Nothing will make up for not having customers, but there are things you can do to build your brand and open up new avenues of revenue – if not for now, then later. Hamish Smith hears how to make the best of a bad situation...


Takeaway

That bottled cocktail business you knew was a good idea just became a great idea. Clearly, social distancing in the workplace has to be a consideration, so don’t go industrial with an assembly line of side-by-side bartenders, but (at time of writing) there is nothing stopping you creating a delivery service for your products. As travel restrictions tighten, hand delivery becomes difficult, so think about making it a more formal model, using delivery companies. Deliveroo is the way Ladies & Gentlemen has chosen and it has found a market not only for its cocktails but its juices too. Handy, says founder Willy Borrell, for the summer months, when basement bars often suffer. The Sun Tavern (and Umbrella Brewing) has found UPS to be a better option for its beers and bottled cocktails. Hacha in Dalston is using DHL for its Cocktail of the Year Mirror Margarita. Berry & Rye in Liverpool was one of the first to get this up and running but a week in – and with some very useful business earned – it decided to “furlough” delivery operations. Owner Danny Murphy told Class that, while it was a good exercise, it felt that with the bar business secured in the short term thanks to government intervention it wasn’t as essential as it once was. He says it will return in the future. So whether the time feels right, it might pay to plan your website, recipes and bottling operation for this now though. As we gain our freedoms again in the weeks or months ahead, the relaxation could well be staggered – hospitality venues might be some of the last businesses to reopen.

Gift vouchers

If you haven’t already introduced gift vouchers, it’s a good idea to start. Your customers won’t much like the idea of your bar closing down indefinitely. If you can convince them to put a deposit down on their appreciation, that’s cash into your business when you need it most, redeemable when your business is making an income. Offer something extra: a discount or an extra drink or something more creative that has genuine value to customers. Whatever the circumstances, people like to know they’re getting bang for buck. And don’t have a time limit on redemption –  it just pisses people off.

Leveraging your brand

Perhaps you don’t have the capacity, knowhow or equipment to suddenly batch cocktails and find a route to market and perhaps it doesn’t make sense for your business model. There is another model to look at too. Highball Brands is launching a cocktail delivery service. Bringing some of London’s best bars back to life, the bars involved will be creating a cocktail menu that will change on rotation. Highball Brands will also be inviting bartenders to become Delivery Tenders to help deliver the final products. You provide the recipes, Highball pre-batches using its brands, distributes to the consumer, and at the end of the day a percentage of the money is shared among the cooperative.

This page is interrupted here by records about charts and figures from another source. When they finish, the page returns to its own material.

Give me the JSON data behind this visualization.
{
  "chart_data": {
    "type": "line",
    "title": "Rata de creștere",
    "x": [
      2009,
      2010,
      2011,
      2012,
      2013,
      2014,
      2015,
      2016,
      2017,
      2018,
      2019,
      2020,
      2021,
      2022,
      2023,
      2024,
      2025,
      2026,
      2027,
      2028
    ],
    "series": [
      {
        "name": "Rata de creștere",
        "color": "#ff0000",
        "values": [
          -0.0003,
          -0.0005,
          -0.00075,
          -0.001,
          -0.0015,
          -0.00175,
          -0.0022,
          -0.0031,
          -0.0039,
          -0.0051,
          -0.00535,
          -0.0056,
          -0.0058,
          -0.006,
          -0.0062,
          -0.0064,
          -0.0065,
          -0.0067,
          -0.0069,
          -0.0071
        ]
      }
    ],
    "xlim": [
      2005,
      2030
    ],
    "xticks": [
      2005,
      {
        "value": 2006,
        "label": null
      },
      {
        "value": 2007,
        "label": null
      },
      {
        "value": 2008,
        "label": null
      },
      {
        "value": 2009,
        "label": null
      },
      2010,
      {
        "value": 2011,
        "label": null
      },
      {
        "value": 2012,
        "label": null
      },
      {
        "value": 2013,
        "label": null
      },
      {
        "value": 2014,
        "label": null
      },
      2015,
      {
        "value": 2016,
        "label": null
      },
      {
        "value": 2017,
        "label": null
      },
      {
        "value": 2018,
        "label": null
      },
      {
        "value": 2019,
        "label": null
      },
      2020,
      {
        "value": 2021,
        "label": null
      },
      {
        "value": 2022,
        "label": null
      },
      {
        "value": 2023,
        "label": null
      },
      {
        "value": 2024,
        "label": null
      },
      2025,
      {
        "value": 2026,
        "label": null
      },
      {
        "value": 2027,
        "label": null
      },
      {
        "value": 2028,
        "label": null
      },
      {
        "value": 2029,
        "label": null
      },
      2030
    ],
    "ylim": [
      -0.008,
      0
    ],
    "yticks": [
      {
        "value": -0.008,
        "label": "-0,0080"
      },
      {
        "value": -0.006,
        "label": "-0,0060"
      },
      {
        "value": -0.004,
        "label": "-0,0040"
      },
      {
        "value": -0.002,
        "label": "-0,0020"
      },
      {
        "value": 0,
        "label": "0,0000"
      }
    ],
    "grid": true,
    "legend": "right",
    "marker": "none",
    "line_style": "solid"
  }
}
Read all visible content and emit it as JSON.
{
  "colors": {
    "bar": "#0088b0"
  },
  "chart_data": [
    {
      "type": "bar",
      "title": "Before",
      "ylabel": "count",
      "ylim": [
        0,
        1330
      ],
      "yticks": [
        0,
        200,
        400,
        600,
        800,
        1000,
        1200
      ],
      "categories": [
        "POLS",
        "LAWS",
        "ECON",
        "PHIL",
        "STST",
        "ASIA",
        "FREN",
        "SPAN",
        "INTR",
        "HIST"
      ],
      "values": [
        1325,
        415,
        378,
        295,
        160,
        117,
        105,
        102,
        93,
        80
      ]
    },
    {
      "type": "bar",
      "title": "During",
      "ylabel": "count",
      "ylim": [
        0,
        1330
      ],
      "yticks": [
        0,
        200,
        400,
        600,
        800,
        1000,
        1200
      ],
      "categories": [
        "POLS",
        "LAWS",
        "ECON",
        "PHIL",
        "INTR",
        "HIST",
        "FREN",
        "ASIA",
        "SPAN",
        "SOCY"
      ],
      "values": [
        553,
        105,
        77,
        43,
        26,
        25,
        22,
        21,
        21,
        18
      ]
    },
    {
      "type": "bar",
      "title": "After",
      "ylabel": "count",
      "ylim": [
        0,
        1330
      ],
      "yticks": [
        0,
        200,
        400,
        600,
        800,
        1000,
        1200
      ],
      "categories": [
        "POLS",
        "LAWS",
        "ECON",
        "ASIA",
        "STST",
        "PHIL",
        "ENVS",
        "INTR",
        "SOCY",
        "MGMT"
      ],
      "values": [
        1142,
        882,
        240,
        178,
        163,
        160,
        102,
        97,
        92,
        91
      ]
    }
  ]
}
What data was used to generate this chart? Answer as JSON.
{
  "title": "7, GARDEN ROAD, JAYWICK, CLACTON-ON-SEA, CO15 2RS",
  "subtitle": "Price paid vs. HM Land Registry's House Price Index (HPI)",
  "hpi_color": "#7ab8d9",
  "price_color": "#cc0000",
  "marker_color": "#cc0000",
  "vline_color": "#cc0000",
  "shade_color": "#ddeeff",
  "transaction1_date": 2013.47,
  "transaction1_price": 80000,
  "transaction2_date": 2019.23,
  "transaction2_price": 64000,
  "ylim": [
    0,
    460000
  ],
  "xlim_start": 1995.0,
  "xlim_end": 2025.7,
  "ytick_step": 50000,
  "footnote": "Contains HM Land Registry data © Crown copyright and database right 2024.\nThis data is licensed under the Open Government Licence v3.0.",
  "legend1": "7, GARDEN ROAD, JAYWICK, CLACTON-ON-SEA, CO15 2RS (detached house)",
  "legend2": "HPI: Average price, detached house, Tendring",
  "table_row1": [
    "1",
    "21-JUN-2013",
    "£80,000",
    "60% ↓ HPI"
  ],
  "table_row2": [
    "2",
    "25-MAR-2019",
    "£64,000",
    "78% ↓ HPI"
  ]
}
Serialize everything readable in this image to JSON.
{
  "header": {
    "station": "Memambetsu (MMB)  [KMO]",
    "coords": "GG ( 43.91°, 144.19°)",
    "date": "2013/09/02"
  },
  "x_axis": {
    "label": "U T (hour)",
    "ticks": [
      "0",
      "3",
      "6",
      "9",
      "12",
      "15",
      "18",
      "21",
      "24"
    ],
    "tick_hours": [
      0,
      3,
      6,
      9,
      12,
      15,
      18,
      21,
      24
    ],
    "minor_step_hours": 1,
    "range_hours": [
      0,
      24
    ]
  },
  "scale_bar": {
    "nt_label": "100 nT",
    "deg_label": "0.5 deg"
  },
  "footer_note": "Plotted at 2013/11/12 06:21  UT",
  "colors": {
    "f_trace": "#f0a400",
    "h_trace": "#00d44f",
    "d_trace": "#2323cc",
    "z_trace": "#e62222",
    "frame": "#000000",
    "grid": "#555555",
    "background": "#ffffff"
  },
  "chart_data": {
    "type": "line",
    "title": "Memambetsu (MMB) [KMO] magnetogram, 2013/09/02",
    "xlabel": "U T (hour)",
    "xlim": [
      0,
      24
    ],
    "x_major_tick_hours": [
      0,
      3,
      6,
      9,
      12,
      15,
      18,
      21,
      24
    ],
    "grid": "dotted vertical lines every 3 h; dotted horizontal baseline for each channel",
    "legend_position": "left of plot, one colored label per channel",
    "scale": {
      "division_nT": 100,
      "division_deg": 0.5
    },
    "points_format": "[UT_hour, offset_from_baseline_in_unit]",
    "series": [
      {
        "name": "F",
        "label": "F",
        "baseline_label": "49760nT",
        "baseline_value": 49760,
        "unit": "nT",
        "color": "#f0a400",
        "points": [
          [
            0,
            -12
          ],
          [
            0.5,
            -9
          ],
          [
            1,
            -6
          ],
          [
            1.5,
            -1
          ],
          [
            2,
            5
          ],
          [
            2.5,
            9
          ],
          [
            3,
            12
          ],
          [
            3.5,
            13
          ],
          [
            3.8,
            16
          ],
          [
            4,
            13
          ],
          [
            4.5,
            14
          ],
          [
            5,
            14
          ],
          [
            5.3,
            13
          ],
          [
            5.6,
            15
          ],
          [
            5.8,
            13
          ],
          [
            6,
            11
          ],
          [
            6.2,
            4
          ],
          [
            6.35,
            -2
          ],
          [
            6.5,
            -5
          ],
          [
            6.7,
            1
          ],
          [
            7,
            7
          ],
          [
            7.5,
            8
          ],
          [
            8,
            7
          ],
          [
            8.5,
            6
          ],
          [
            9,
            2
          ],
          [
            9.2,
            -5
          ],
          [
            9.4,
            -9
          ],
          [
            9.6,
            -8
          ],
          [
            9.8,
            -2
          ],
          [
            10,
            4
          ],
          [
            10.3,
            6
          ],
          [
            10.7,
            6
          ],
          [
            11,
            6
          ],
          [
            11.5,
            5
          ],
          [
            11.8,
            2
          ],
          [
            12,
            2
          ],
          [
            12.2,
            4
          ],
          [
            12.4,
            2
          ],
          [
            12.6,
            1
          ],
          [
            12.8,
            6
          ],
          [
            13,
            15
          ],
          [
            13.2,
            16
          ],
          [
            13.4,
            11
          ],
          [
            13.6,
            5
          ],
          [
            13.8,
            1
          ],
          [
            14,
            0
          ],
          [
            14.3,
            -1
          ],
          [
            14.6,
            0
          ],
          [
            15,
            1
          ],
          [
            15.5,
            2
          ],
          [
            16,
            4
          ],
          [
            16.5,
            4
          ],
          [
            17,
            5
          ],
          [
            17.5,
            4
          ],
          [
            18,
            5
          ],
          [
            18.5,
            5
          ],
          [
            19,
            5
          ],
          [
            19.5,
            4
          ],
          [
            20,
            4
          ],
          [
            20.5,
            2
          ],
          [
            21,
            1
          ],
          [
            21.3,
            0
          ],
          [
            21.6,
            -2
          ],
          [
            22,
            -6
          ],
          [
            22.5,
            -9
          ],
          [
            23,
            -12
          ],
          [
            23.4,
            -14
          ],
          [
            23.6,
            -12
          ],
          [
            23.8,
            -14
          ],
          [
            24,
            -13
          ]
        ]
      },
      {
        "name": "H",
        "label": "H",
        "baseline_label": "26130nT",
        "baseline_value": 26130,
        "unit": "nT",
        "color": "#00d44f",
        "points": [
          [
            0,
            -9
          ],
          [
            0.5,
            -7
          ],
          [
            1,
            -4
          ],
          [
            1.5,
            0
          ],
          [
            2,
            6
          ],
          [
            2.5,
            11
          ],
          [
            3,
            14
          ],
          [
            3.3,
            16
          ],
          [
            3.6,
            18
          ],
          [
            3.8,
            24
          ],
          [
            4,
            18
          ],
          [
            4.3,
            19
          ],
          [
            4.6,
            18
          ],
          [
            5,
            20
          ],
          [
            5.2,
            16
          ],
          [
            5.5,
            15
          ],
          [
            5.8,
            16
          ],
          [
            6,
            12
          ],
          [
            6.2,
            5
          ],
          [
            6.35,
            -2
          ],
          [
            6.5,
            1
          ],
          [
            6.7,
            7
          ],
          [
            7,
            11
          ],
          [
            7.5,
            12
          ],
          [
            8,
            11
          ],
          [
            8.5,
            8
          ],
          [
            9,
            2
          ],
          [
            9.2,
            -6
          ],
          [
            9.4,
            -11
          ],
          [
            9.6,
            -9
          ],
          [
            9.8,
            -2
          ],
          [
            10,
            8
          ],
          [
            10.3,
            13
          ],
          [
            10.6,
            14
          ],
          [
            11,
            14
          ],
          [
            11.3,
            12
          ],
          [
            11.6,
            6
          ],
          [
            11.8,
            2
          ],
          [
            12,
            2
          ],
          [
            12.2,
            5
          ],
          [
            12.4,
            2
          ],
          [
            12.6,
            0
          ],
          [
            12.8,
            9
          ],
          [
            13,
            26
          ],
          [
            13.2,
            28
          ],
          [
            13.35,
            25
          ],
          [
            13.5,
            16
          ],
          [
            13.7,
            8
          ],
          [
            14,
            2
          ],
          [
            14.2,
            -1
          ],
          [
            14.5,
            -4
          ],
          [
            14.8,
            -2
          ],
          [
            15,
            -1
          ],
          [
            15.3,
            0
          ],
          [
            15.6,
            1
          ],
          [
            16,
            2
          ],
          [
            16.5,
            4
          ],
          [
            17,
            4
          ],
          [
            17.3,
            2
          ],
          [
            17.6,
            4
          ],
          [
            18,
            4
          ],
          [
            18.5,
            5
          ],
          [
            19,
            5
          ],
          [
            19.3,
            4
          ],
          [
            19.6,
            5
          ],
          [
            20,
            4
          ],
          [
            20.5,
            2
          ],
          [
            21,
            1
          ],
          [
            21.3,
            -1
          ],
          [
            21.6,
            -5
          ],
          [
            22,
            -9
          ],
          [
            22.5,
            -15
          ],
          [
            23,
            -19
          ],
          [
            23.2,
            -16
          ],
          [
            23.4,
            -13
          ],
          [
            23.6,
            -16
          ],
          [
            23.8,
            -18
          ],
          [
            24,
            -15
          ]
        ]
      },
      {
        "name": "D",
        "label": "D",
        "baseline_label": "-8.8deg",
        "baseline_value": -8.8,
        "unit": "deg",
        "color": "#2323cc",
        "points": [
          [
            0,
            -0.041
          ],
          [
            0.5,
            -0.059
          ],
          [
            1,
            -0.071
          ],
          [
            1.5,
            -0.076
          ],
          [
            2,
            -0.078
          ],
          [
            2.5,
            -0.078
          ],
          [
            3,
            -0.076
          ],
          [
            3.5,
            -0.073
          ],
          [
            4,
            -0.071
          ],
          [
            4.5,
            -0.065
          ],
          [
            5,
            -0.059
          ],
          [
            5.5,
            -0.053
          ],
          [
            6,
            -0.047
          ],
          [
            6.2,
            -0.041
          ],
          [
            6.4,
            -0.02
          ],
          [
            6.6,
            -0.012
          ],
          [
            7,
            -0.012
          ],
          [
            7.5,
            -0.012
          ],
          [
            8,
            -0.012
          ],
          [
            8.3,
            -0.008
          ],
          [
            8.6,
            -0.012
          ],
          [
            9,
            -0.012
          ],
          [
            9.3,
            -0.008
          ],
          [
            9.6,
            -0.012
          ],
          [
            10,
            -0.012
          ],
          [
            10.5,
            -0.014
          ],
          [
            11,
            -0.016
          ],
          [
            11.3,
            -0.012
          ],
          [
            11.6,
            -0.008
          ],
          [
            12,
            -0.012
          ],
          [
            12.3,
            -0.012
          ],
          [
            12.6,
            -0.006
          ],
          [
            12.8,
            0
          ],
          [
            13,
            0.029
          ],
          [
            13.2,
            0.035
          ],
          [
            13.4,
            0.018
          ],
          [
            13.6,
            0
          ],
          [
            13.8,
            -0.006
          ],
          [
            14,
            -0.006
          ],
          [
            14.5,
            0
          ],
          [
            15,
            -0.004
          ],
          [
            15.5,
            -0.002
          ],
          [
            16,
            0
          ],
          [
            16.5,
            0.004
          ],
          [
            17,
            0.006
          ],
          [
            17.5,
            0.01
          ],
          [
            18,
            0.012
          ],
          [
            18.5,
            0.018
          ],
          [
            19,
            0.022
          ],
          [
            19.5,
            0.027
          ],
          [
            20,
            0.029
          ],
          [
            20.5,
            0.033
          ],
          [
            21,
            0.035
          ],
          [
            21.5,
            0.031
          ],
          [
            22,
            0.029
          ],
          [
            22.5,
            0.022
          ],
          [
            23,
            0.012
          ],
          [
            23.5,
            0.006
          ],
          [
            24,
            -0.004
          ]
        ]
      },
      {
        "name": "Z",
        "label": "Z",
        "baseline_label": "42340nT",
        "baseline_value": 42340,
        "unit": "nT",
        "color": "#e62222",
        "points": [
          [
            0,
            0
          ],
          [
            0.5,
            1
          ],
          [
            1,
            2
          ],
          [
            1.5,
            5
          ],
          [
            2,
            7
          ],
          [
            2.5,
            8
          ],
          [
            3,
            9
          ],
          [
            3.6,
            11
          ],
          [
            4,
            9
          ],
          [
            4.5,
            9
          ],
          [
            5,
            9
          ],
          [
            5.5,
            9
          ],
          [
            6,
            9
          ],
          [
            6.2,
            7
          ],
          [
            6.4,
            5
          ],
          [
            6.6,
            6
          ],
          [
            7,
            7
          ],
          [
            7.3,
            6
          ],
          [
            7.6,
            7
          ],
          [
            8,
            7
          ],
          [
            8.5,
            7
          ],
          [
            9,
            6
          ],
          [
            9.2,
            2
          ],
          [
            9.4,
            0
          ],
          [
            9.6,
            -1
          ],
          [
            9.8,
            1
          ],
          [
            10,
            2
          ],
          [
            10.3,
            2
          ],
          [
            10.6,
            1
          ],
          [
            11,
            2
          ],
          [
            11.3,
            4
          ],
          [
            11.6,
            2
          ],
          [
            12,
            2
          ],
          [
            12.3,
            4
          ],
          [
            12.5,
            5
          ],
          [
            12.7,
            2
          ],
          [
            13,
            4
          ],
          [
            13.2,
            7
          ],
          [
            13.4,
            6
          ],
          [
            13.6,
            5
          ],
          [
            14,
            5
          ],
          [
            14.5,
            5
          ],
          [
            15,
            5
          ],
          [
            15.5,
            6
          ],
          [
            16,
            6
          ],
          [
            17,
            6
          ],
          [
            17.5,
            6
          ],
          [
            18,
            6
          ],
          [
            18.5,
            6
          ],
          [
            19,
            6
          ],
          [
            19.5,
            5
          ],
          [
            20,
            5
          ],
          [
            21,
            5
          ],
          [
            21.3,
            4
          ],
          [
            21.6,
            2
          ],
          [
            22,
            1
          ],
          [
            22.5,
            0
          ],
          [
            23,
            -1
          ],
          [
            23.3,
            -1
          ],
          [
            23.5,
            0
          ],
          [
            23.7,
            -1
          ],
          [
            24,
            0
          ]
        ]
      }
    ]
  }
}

Empirical Spirits from Copenhagen has released a series of bottled cocktails that can be shipped globally for free via its web shop. ES x Lyaness uses a recipe from Ryan Chetiyawardana and is the first of a series. Many more such opportunities will come online. This may be the best and easiest way to build your brand and get your cocktails to market.

Building your audience

Promoting your skills, drinks and venue through online masterclasses and virtual happy hours serves two purposes: keeping your brand relevant among consumers and building your audience for the future. Utilise your own social media, sure, but think wider too. Offer your services to channels such as Hospo Live to broaden your reach. Or, if you are lucky enough to link up with a brand, that could mean cash into your business, plus you will benefit from your combined audiences.

The UK drinks industry has long anticipated the moment that cocktail- making at home becomes a significant trend. Early indicators suggest the off-trade and e-commerce will boom over this period and consumer behaviour will change. The combination of spare time and the desire to replicate hospitality experiences is likely to lead to the forming of new habits, such as cocktail- making. We could be at the precipice of a watershed moment. This, counterintuitively, will mean more interest in and understanding of what you do. We saw this in the ’90s in cooking as TV shows and latterly online demos fired a movement. That movement didn’t cannibalise the restaurant market, it propelled it to unprecedented success. So engage, inform and show the world what you do and why you do it. You are building the audience of the future. Tip: keep the drinks simple and – as many are already – draw from what people are likely to have in their fridges and cupboards. Don’t give customers Masterchef the Professionals when what they need is Ready Steady Cook.